8. Other bacteria live freely in soil or water, without this symbiotic relationship, and can fix nitrogen. These bacteria can also produce sources of nitrogen that species can use. 


This process occurs in the soil from organic sources, such as manure or plant materials, nitrogen transfers to an inorganic source of nitrogen used by plants. The plant’s nutrients are gradually used up, and the plant dies and decomposes. In this stage of the nitrogen cycle, this becomes true. 

1. Mineralization occurs when bacteria, such as animal manure or decomposing plant or animal waste, operate on organic material, and begin to transform it into a nitrogen source that plants can use. 

2. All plants under cultivation, except legumes, obtain the nitrogen they need from the soil. 

3. Legumes get nitrogen through fixation that happens in their root nodules. 

4. NH3 is ammonia, the first source of nitrogen formed by the mineralization process. The NH3 in the soil then reacts to form ammonium, NH4, with water. 

5. This ammonium is kept in the soils and is accessible via the symbiotic nitrogen-fixing relationship mentioned above for use by plants that do not get nitrogen. 


1. The third step, nitrification, also takes place in the soil. The ammonia formed during mineralization in the soils is converted into nitrites, NO2- and NO3-nitrates during nitrification. 

2. The plants and animals consuming the plants will use nitrates. 

3. In the soil, some bacteria can convert ammonia into nitrites. 

4. While nitrite is not usable by plants and animals directly, other bacteria may convert nitrites into nitrates, a form that is usable by plants and animals. 

5. For the bacteria involved in this process, this reaction provides energy. 

Nitrosomonas and Nitrobacter are the bacteria that help in fixing nitrogen. Nitrobacter transforms nitrites into nitrates; Nitrosomonas converts nitrites to ammonia. Only in the presence of oxygen can both forms of bacteria function. For plants, the nitrification process is essential as it creates an additional stash of usable nitrogen that can be consumed by the plants via their root systems. 
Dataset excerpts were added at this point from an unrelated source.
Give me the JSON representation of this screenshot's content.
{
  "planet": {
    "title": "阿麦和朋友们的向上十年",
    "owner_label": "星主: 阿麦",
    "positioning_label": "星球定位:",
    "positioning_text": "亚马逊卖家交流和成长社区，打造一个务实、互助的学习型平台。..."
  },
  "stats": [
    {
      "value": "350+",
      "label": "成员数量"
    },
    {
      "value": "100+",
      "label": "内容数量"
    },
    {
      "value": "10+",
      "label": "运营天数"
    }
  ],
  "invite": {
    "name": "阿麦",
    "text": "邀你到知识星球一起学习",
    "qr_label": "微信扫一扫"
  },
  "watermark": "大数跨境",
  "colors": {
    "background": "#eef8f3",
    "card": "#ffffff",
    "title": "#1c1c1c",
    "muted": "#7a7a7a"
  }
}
Immobilization, often defined as the reverse of mineralization, is the fourth stage of the nitrogen cycle. Together these two processes regulate the amount of nitrogen in the soil. Microorganisms living in the soil, just like plants, require nitrogen as an energy source. 

1. When the residues of decomposing plants do not contain enough nitrogen, these soil microorganisms pull nitrogen from the soil. 

2. These nitrogen sources are no longer available to plants when microorganisms take in ammonium (NH4+) and nitrate (NO3−) and can cause nitrogen deficiency or a lack of nitrogen. 

3. Therefore, immobilization binds up nitrogen in microorganisms. 

4. Immobilization, however, is essential because it helps to regulate and balance the amount of nitrogen in microorganisms in the soils by binding it up or immobilizing the nitrogen. 


1. Nitrogen returns to the air in the fifth stage of the nitrogen cycle when bacteria transform nitrates to atmospheric nitrogen (N2) via denitrification. 

2. As the gaseous form of nitrogen travels into the atmosphere, it results in an overall loss of nitrogen from soils.

Not enough nitrogen in the soils makes plants hungry, while too much of a good thing can be harmful: plants and even livestock can be contaminated by excess nitrogen! The contamination of our water supplies by excess nitrogen and other nutrients is a significant concern, as the decomposition of dead algae blooms is suffocating marine life. Farmers and communities need to increase crop absorption of added nutrients and adequately manage the excess of animal manure.